Entangled Sensor-Networks for Dark-Matter Searches

The hypothetical axion particle (of unknown mass) is a leading candidate for dark matter (DM). Many experiments search for axions with microwave cavities, where an axion may convert into a cavity photon, leading to a feeble excess in the output power of the cavity. Recent work [Backes et al., Nature 590, 238 (2021)] has demonstrated that injecting squeezed vacuum into the cavity can substantially accelerate the axion search. Here, we go beyond and provide a theoretical framework to leverage the benefits of quantum squeezing in a network setting consisting of many sensor cavities.

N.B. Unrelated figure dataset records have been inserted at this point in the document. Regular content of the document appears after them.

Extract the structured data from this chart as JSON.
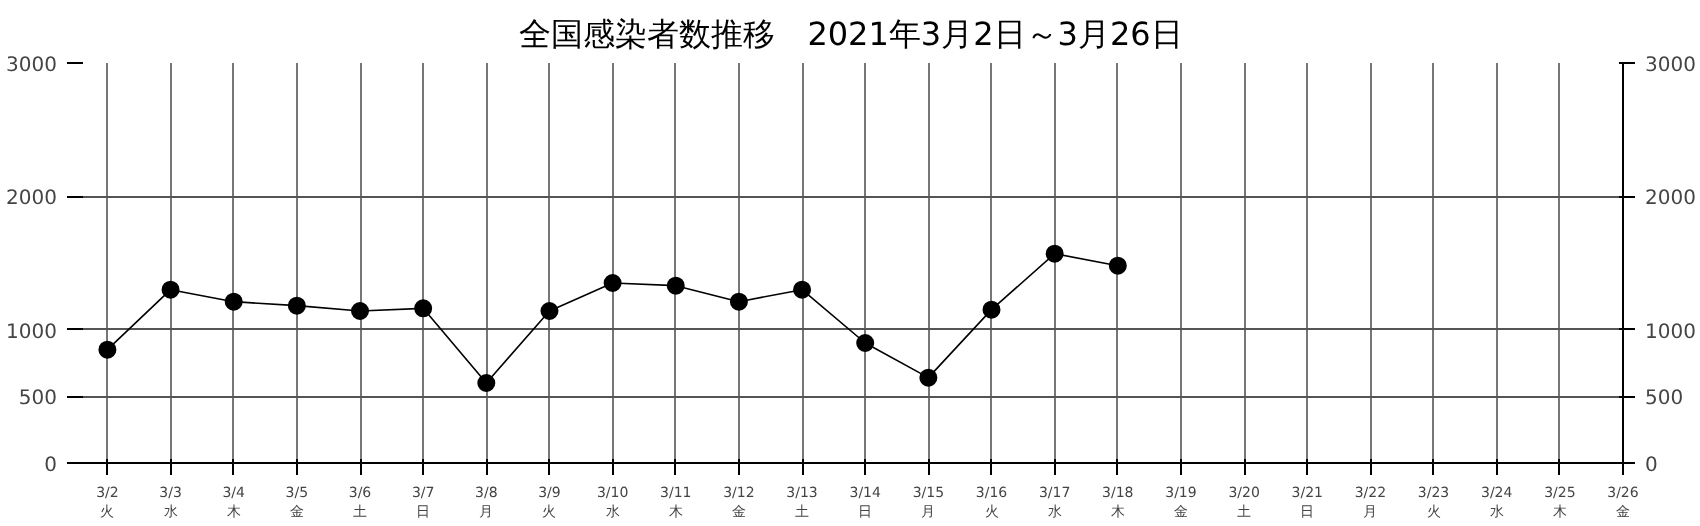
{
  "chart_data": {
    "type": "line",
    "title": "全国感染者数推移　2021年3月2日～3月26日",
    "categories": [
      "3/2\n火",
      "3/3\n水",
      "3/4\n木",
      "3/5\n金",
      "3/6\n土",
      "3/7\n日",
      "3/8\n月",
      "3/9\n火",
      "3/10\n水",
      "3/11\n木",
      "3/12\n金",
      "3/13\n土",
      "3/14\n日",
      "3/15\n月",
      "3/16\n火",
      "3/17\n水",
      "3/18\n木",
      "3/19\n金",
      "3/20\n土",
      "3/21\n日",
      "3/22\n月",
      "3/23\n火",
      "3/24\n水",
      "3/25\n木",
      "3/26\n金"
    ],
    "series": [
      {
        "color": "#000000",
        "values": [
          850,
          1300,
          1210,
          1180,
          1140,
          1160,
          600,
          1140,
          1350,
          1330,
          1210,
          1300,
          900,
          640,
          1150,
          1570,
          1480,
          null,
          null,
          null,
          null,
          null,
          null,
          null,
          null
        ]
      }
    ],
    "ylim": [
      0,
      3000
    ],
    "yticks": [
      0,
      500,
      1000,
      2000,
      3000
    ],
    "y2lim": [
      0,
      3000
    ],
    "y2ticks": [
      0,
      500,
      1000,
      2000,
      3000
    ],
    "grid": true,
    "marker": "circle",
    "line_style": "solid"
  }
}
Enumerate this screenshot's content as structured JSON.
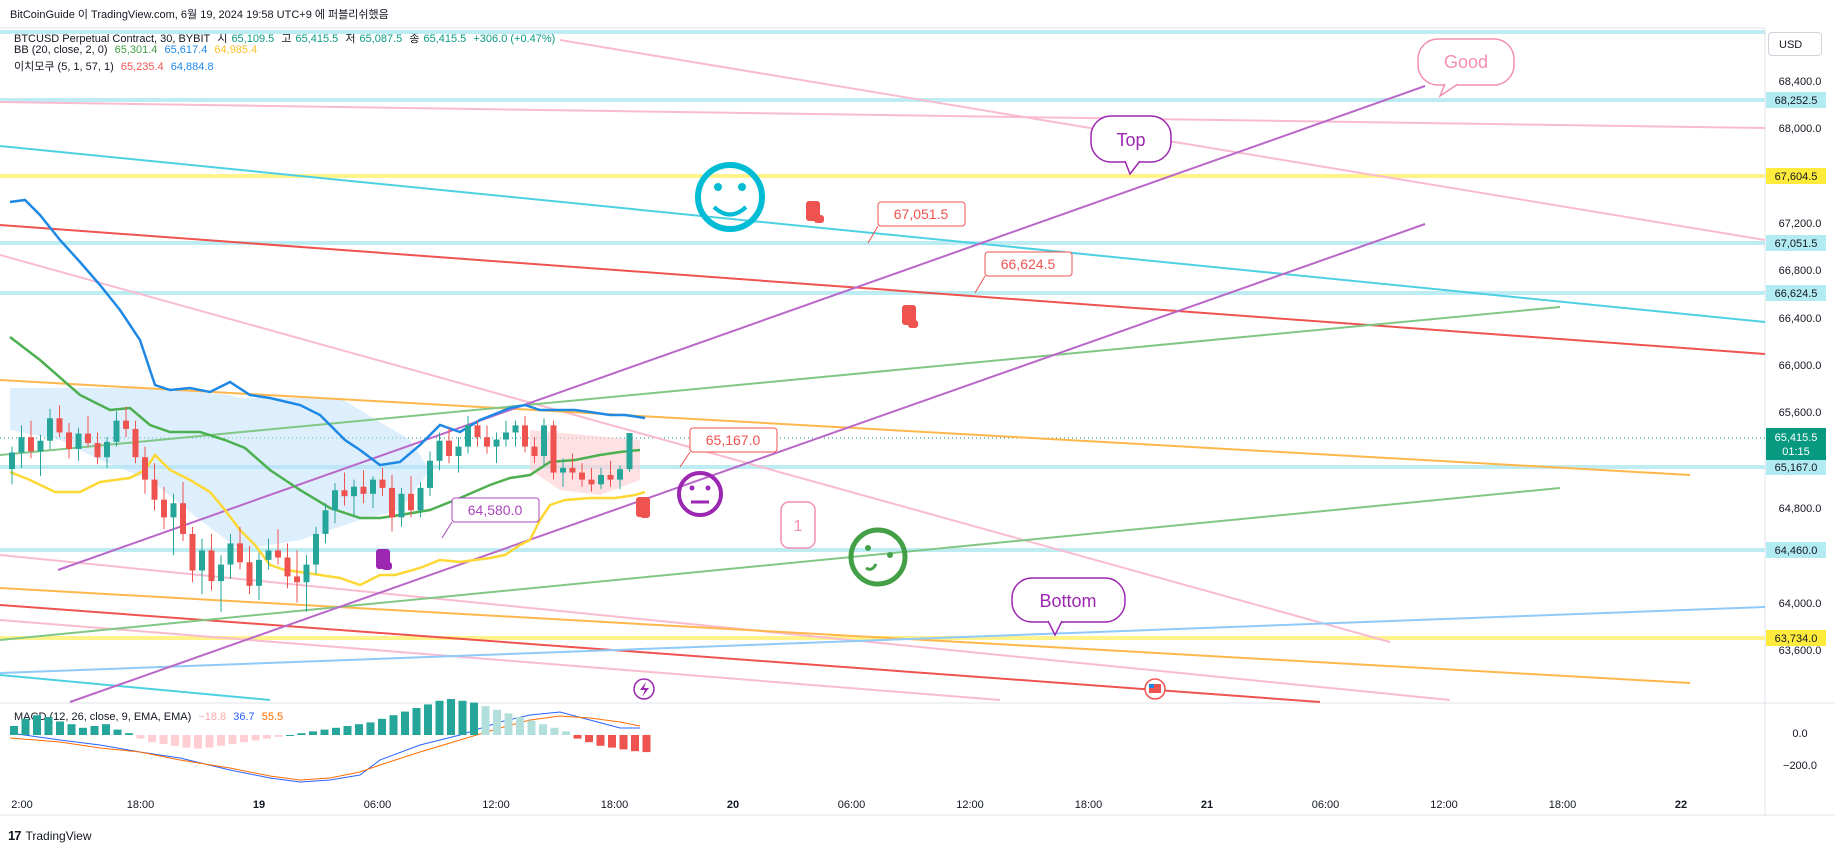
{
  "header": {
    "publisher_line": "BitCoinGuide 이 TradingView.com, 6월 19, 2024 19:58 UTC+9 에 퍼블리쉬했음"
  },
  "legend": {
    "symbol": "BTCUSD Perpetual Contract, 30, BYBIT",
    "ohlc": [
      {
        "label": "시",
        "value": "65,109.5"
      },
      {
        "label": "고",
        "value": "65,415.5"
      },
      {
        "label": "저",
        "value": "65,087.5"
      },
      {
        "label": "종",
        "value": "65,415.5"
      }
    ],
    "change": "+306.0 (+0.47%)",
    "bb": {
      "label": "BB (20, close, 2, 0)",
      "basis": "65,301.4",
      "upper": "65,617.4",
      "lower": "64,985.4"
    },
    "ichimoku": {
      "label": "이치모쿠 (5, 1, 57, 1)",
      "v1": "65,235.4",
      "v2": "64,884.8"
    },
    "macd": {
      "label": "MACD (12, 26, close, 9, EMA, EMA)",
      "hist": "−18.8",
      "macd": "36.7",
      "signal": "55.5"
    }
  },
  "currency_button": "USD",
  "price_axis": {
    "ticks": [
      "68,400.0",
      "68,000.0",
      "67,200.0",
      "66,800.0",
      "66,400.0",
      "66,000.0",
      "65,600.0",
      "64,800.0",
      "64,000.0",
      "63,600.0"
    ],
    "tags": [
      {
        "text": "68,252.5",
        "color": "#b2ebf2"
      },
      {
        "text": "67,604.5",
        "color": "#ffeb3b"
      },
      {
        "text": "67,051.5",
        "color": "#b2ebf2"
      },
      {
        "text": "66,624.5",
        "color": "#b2ebf2"
      },
      {
        "text": "65,167.0",
        "color": "#b2ebf2"
      },
      {
        "text": "64,460.0",
        "color": "#b2ebf2"
      },
      {
        "text": "63,734.0",
        "color": "#ffeb3b"
      }
    ],
    "current": {
      "price": "65,415.5",
      "countdown": "01:15",
      "color": "#089981"
    }
  },
  "macd_axis": {
    "ticks": [
      "0.0",
      "−200.0"
    ]
  },
  "time_axis": {
    "labels": [
      "2:00",
      "18:00",
      "19",
      "06:00",
      "12:00",
      "18:00",
      "20",
      "06:00",
      "12:00",
      "18:00",
      "21",
      "06:00",
      "12:00",
      "18:00",
      "22"
    ]
  },
  "annotations": {
    "price_labels": [
      "67,051.5",
      "66,624.5",
      "65,167.0",
      "64,580.0"
    ],
    "callouts": [
      "Good",
      "Top",
      "Bottom",
      "1"
    ]
  },
  "footer": {
    "logo": "17",
    "brand": "TradingView"
  },
  "chart_data": {
    "type": "candlestick",
    "symbol": "BTCUSD Perpetual Contract",
    "interval": "30",
    "ylim": [
      63400,
      68800
    ],
    "candles": [
      [
        65109,
        65300,
        64980,
        65250
      ],
      [
        65250,
        65480,
        65120,
        65380
      ],
      [
        65380,
        65520,
        65200,
        65260
      ],
      [
        65260,
        65400,
        65050,
        65350
      ],
      [
        65350,
        65620,
        65280,
        65540
      ],
      [
        65540,
        65650,
        65380,
        65420
      ],
      [
        65420,
        65500,
        65200,
        65280
      ],
      [
        65280,
        65460,
        65180,
        65410
      ],
      [
        65410,
        65560,
        65300,
        65330
      ],
      [
        65330,
        65420,
        65150,
        65210
      ],
      [
        65210,
        65380,
        65120,
        65340
      ],
      [
        65340,
        65600,
        65300,
        65520
      ],
      [
        65520,
        65640,
        65380,
        65450
      ],
      [
        65450,
        65520,
        65160,
        65210
      ],
      [
        65210,
        65300,
        64900,
        65020
      ],
      [
        65020,
        65160,
        64760,
        64850
      ],
      [
        64850,
        64960,
        64600,
        64700
      ],
      [
        64700,
        64900,
        64380,
        64820
      ],
      [
        64820,
        65000,
        64500,
        64560
      ],
      [
        64560,
        64620,
        64150,
        64250
      ],
      [
        64250,
        64520,
        64050,
        64420
      ],
      [
        64420,
        64560,
        64080,
        64160
      ],
      [
        64160,
        64380,
        63900,
        64300
      ],
      [
        64300,
        64560,
        64180,
        64480
      ],
      [
        64480,
        64620,
        64260,
        64320
      ],
      [
        64320,
        64460,
        64050,
        64120
      ],
      [
        64120,
        64400,
        64000,
        64340
      ],
      [
        64340,
        64520,
        64260,
        64420
      ],
      [
        64420,
        64600,
        64300,
        64360
      ],
      [
        64360,
        64480,
        64100,
        64200
      ],
      [
        64200,
        64420,
        63980,
        64150
      ],
      [
        64150,
        64380,
        63900,
        64300
      ],
      [
        64300,
        64620,
        64220,
        64560
      ],
      [
        64560,
        64820,
        64480,
        64760
      ],
      [
        64760,
        64990,
        64650,
        64930
      ],
      [
        64930,
        65080,
        64800,
        64880
      ],
      [
        64880,
        65020,
        64720,
        64960
      ],
      [
        64960,
        65100,
        64820,
        64900
      ],
      [
        64900,
        65050,
        64780,
        65020
      ],
      [
        65020,
        65120,
        64880,
        64950
      ],
      [
        64950,
        65060,
        64580,
        64700
      ],
      [
        64700,
        64950,
        64620,
        64900
      ],
      [
        64900,
        65050,
        64700,
        64760
      ],
      [
        64760,
        65000,
        64700,
        64950
      ],
      [
        64950,
        65260,
        64880,
        65180
      ],
      [
        65180,
        65420,
        65100,
        65350
      ],
      [
        65350,
        65460,
        65160,
        65220
      ],
      [
        65220,
        65380,
        65080,
        65300
      ],
      [
        65300,
        65560,
        65240,
        65480
      ],
      [
        65480,
        65520,
        65300,
        65380
      ],
      [
        65380,
        65480,
        65240,
        65300
      ],
      [
        65300,
        65420,
        65160,
        65360
      ],
      [
        65360,
        65520,
        65300,
        65420
      ],
      [
        65420,
        65520,
        65300,
        65480
      ],
      [
        65480,
        65560,
        65250,
        65300
      ],
      [
        65300,
        65380,
        65160,
        65220
      ],
      [
        65220,
        65540,
        65140,
        65480
      ],
      [
        65480,
        65520,
        65020,
        65080
      ],
      [
        65080,
        65200,
        64960,
        65120
      ],
      [
        65120,
        65240,
        65020,
        65080
      ],
      [
        65080,
        65160,
        64960,
        65020
      ],
      [
        65020,
        65120,
        64920,
        64980
      ],
      [
        64980,
        65120,
        64940,
        65060
      ],
      [
        65060,
        65180,
        64960,
        65020
      ],
      [
        65020,
        65140,
        64940,
        65109
      ],
      [
        65109,
        65415,
        65087,
        65415
      ]
    ],
    "horizontal_levels": [
      68252.5,
      67604.5,
      67051.5,
      66624.5,
      65167.0,
      64460.0,
      63734.0
    ],
    "macd_histogram": [
      10,
      18,
      22,
      20,
      15,
      12,
      8,
      10,
      12,
      6,
      2,
      -4,
      -8,
      -10,
      -12,
      -14,
      -15,
      -14,
      -12,
      -10,
      -8,
      -6,
      -4,
      -2,
      0,
      2,
      4,
      6,
      8,
      10,
      12,
      14,
      18,
      22,
      26,
      30,
      34,
      38,
      40,
      38,
      36,
      32,
      28,
      24,
      20,
      16,
      12,
      8,
      4,
      -4,
      -8,
      -12,
      -14,
      -16,
      -18,
      -19
    ]
  }
}
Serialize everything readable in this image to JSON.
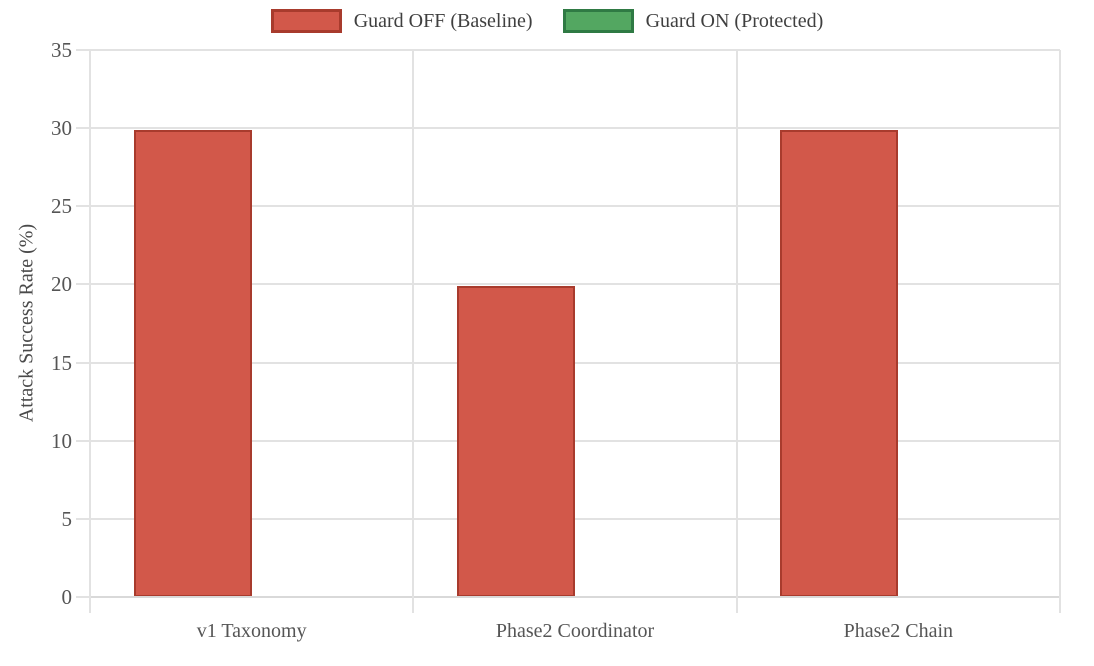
{
  "chart_data": {
    "type": "bar",
    "title": "",
    "categories": [
      "v1 Taxonomy",
      "Phase2 Coordinator",
      "Phase2 Chain"
    ],
    "series": [
      {
        "name": "Guard OFF (Baseline)",
        "values": [
          29.9,
          19.9,
          29.9
        ],
        "fill": "#d2584a",
        "edge": "#a83b2d"
      },
      {
        "name": "Guard ON (Protected)",
        "values": [
          0,
          0,
          0
        ],
        "fill": "#53a761",
        "edge": "#2f7a44"
      }
    ],
    "xlabel": "",
    "ylabel": "Attack Success Rate (%)",
    "ylim": [
      0,
      35
    ],
    "yticks": [
      0,
      5,
      10,
      15,
      20,
      25,
      30,
      35
    ],
    "legend_position": "top",
    "grid": true,
    "colors": {
      "gridline": "#e2e2e2",
      "axis_line": "#d9d9d9",
      "tick_text": "#555555",
      "legend_text": "#3f3f3f",
      "ylabel_text": "#4a4a4a",
      "background": "#ffffff"
    }
  }
}
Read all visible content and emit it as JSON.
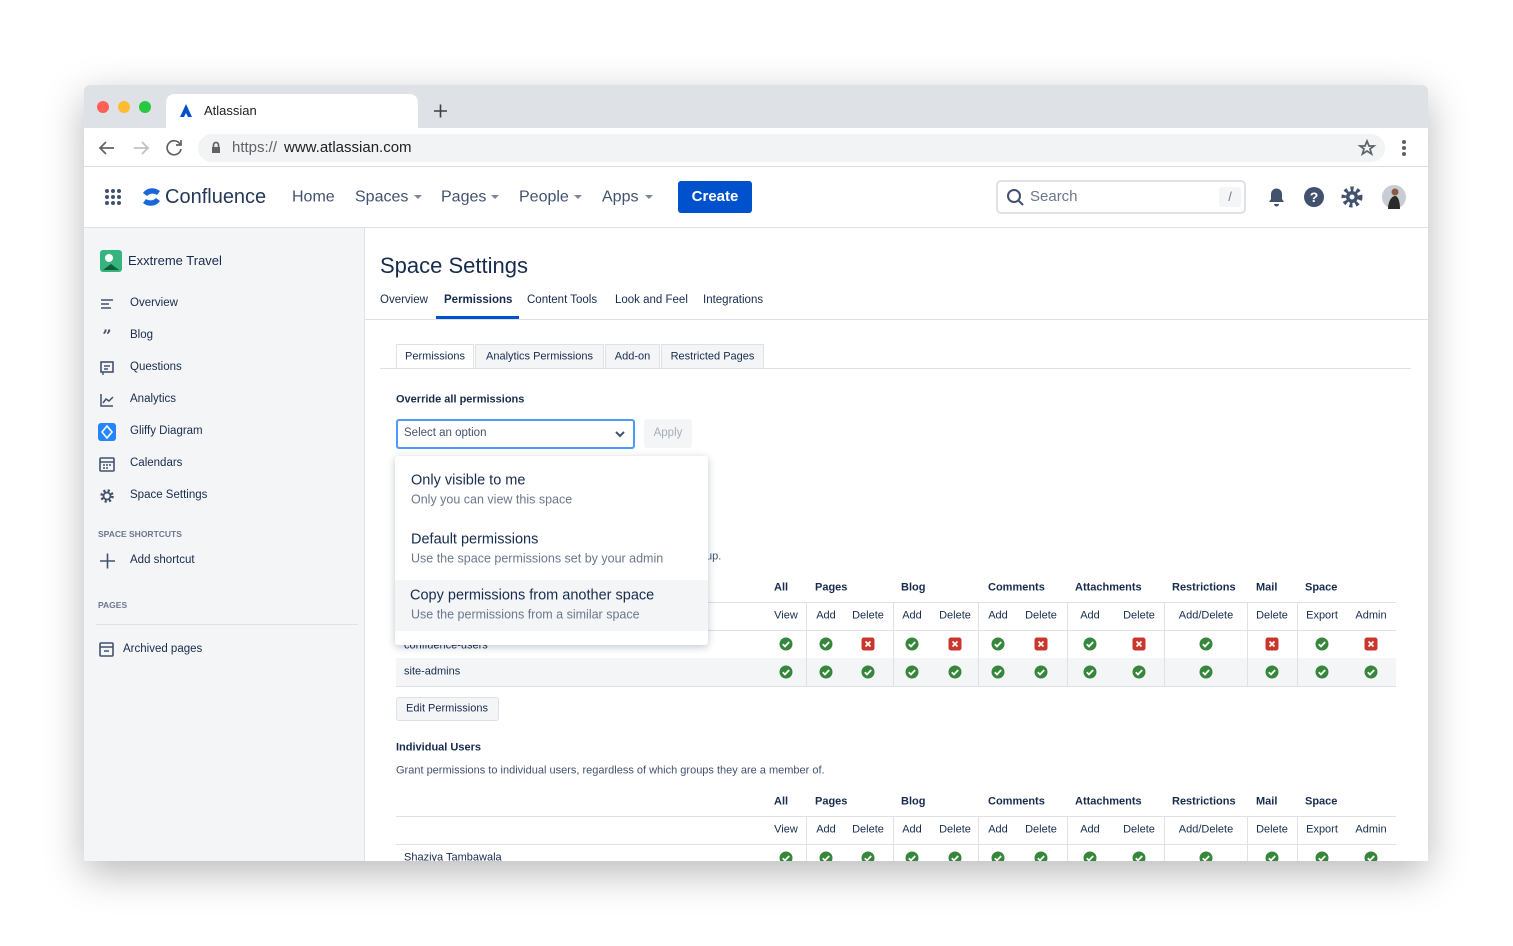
{
  "browser": {
    "tab_title": "Atlassian",
    "url_scheme": "https://",
    "url_host": "www.atlassian.com"
  },
  "header": {
    "product": "Confluence",
    "nav": [
      "Home",
      "Spaces",
      "Pages",
      "People",
      "Apps"
    ],
    "create": "Create",
    "search": "Search",
    "search_shortcut": "/"
  },
  "sidebar": {
    "space": "Exxtreme Travel",
    "items": [
      "Overview",
      "Blog",
      "Questions",
      "Analytics",
      "Gliffy Diagram",
      "Calendars",
      "Space Settings"
    ],
    "shortcuts_heading": "SPACE SHORTCUTS",
    "add_shortcut": "Add shortcut",
    "pages_heading": "PAGES",
    "archived": "Archived pages"
  },
  "main": {
    "title": "Space Settings",
    "tabs": [
      "Overview",
      "Permissions",
      "Content Tools",
      "Look and Feel",
      "Integrations"
    ],
    "subtabs": [
      "Permissions",
      "Analytics Permissions",
      "Add-on",
      "Restricted Pages"
    ],
    "override_label": "Override all permissions",
    "select_placeholder": "Select an option",
    "apply": "Apply",
    "options": [
      {
        "title": "Only visible to me",
        "description": "Only you can view this space"
      },
      {
        "title": "Default permissions",
        "description": "Use the space permissions set by your admin"
      },
      {
        "title": "Copy permissions from another space",
        "description": "Use the permissions from a similar space"
      }
    ],
    "obscured_text": "up.",
    "permission_columns": {
      "groups": [
        {
          "name": "All",
          "actions": [
            "View"
          ]
        },
        {
          "name": "Pages",
          "actions": [
            "Add",
            "Delete"
          ]
        },
        {
          "name": "Blog",
          "actions": [
            "Add",
            "Delete"
          ]
        },
        {
          "name": "Comments",
          "actions": [
            "Add",
            "Delete"
          ]
        },
        {
          "name": "Attachments",
          "actions": [
            "Add",
            "Delete"
          ]
        },
        {
          "name": "Restrictions",
          "actions": [
            "Add/Delete"
          ]
        },
        {
          "name": "Mail",
          "actions": [
            "Delete"
          ]
        },
        {
          "name": "Space",
          "actions": [
            "Export",
            "Admin"
          ]
        }
      ]
    },
    "groups_table": {
      "rows": [
        {
          "name": "confluence-users",
          "granted": [
            true,
            true,
            false,
            true,
            false,
            true,
            false,
            true,
            false,
            true,
            false,
            true,
            false
          ]
        },
        {
          "name": "site-admins",
          "granted": [
            true,
            true,
            true,
            true,
            true,
            true,
            true,
            true,
            true,
            true,
            true,
            true,
            true
          ]
        }
      ]
    },
    "edit_button": "Edit Permissions",
    "individual_heading": "Individual Users",
    "individual_description": "Grant permissions to individual users, regardless of which groups they are a member of.",
    "users_table": {
      "rows": [
        {
          "name": "Shaziya Tambawala",
          "granted": [
            true,
            true,
            true,
            true,
            true,
            true,
            true,
            true,
            true,
            true,
            true,
            true,
            true
          ]
        }
      ]
    }
  }
}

By forming a local sensor network, the signals among the cavities can be combined coherently to boost the axion search. Furthermore, injecting multipartite entanglement across the cavities-generated by splitting a squeezed vacuum-enables a global noise reduction. We explore the performance advantage of such a local, entangled sensor network, which enjoys both coherence between the axion signals and entanglement between the sensors. Our analyses are pertinent to next-generation DM-axion searches aiming to leverage a network of sensors and quantum resources in an optimal way. Finally, we assess the possibility of using a more exotic quantum state, the Gottesman-Kitaev-Preskill (GKP) state. Despite a constant-factor improvement in the scan time relative to a single-mode squeezed state in the ideal case, the advantage of employing a GKP state disappears when a practical measurement scheme is considered.

Automated summary

This study demonstrates the potential of injecting squeezed vacuum into a network of sensor cavities to accelerate axion searches and provides a theoretical framework to optimize the search using quantum entanglement and coherence. The feasibility of using GKP states is also evaluated, highlighting the limitations in practical measurement schemes.